The man who held the fort for me many a time, and who once saved me from bandits, is leaving Laikipia for his own home

15 February 2014

9:00 AM

15 February 2014

9:00 AM

 Laikipia

‘I am old and cannot work again,’ said Celestino. ‘But you are 46 and we have many years to go.’ ‘No. Working for you has made me blind.’ ‘We went over that and the optician said you need reading glasses because you are in your forties…’ He shakes his head: ‘I’m never going to have another job. I’m going home to grow my sugarcane.’ And so the man who appeared at my door without shoes 23 years ago is on his way.

Named after one of only two popes to have resigned, Celestino held the fort for me while I went off to Rwanda, Somalia and the Balkans. He couldn’t boil an egg — he once declared eating too many eggs gave one influenza — but he could mix a wicked bloody Mary. He stood by me when my father died and at my wedding. Ten years ago, we carved a farm out of virgin bush together. When we moved in we used donkey carts loaded with our kit, and I will always picture the tired but determined Celestino urging the beasts onwards across the quicksilver land beneath a highway of stars as we trekked all night. And then the sun rose on the farm with all our things spilled out across the grass: carpets, pictures, plastic ducks and teddy bears, computers, tables, chairs and beds. All coated in dust and smelling vaguely of donkey. He sat there staring out over the empty landscape. I asked: ‘What is the matter?’ and he replied forlornly, ‘There are no shops. This is a terrible place.’


But he stayed to help me and together we made water run uphill, built a farmstead from nothing and planted trees and constructed five kilometres of drystone walls. We created so much so fast that it looked as if we’d been here for a long time. One visitor asked, ‘How many generations have you been in this place?’

We got drunk together, yelled at one another and once had a boxing match in the headlights of a car stuck up to the axles in black cotton in pouring rain. Unlettered and without skills of any particular kind, Celestino helped me build a Boran cattle herd that I hope will one day be a quality stud.

Many times, we’ve slept on the tracks of rustlers and shared a bite of food, a gulp of water. Together we’ve faced the bandits’ gunfire, hearing the breath of near-misses, and the crack of rounds flying wide. The other day Celestino had a brigand aim an assault rifle point-blank at his chest. He heard him pull the trigger and he heard the ‘clack’ of a dud round in the breach and then got beaten with the butt but survived. He was first to my rescue when a bandit ambushed me from so close that the muzzle flashes bounced off the windscreen of my vehicle. Afterwards he warned me that I had better take care, that he and I would not be so lucky next time. Of course there will be a next time, so I can see why he had to leave.

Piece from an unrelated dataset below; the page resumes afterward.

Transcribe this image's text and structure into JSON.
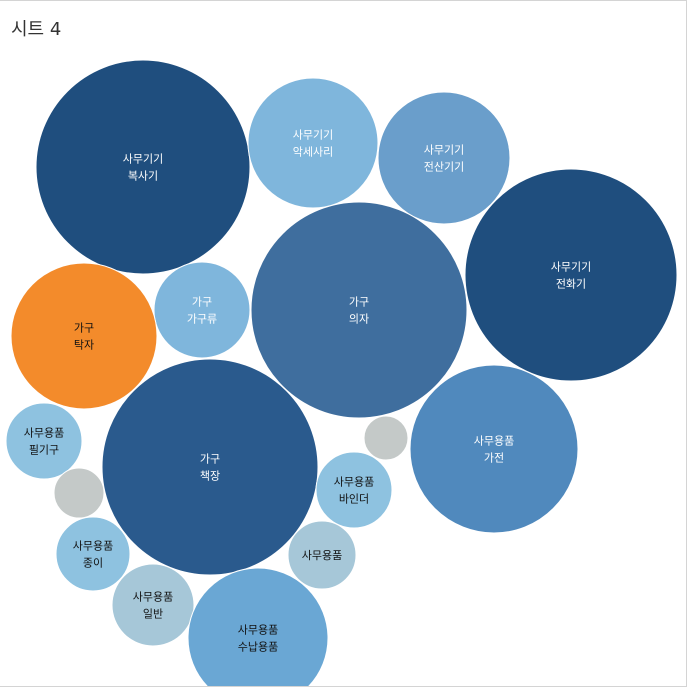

The stress was getting to him. He asked to have his heart checked, so we went to the doctor and asked him to examine us both at the same time. Studying the ECG results, the doctor told Celestino, ‘You are fit enough to fight a war.’ He turned to me, ‘But you, on the other hand…’ Celestino is a peaceful man, attached to a place of bananas and cane and houses like beehives, in the steamy benign farmlands of the Uganda frontier. He never really adapted to the arid, ascetic, wild, trigger-happy highlands of Laikipia.

It’s going to be tough to go on without him helping me but Celestino is at last going home like Bilbo Baggins after adventures he never wanted. I’m to visit him soon and I hope to help him with his sugarcane endeavours. He sent me a text message this week that started: ‘I hope you are physically fine, academically and spiritually good together with your family…’ He once opened a letter to me: ‘Get much sincere jubilant greetings. How is the atmospheric pressure in your corner? I am sitting here with my backbone on the shamba [farm]…’

I suppose my main worry concerns Celestino’s grandfather, Jacob Mukhamia Omanyo, who allegedly died at the age of 119. He claimed to have fought for the British against von Lettow-Vorbeck in the Great War — when the first and last shots were fired in Africa. Jacob died only in 2008, leaving 712 offspring in four generations after him. If Celestino is blessed with similar longevity, what on earth will he do for the next 73 years?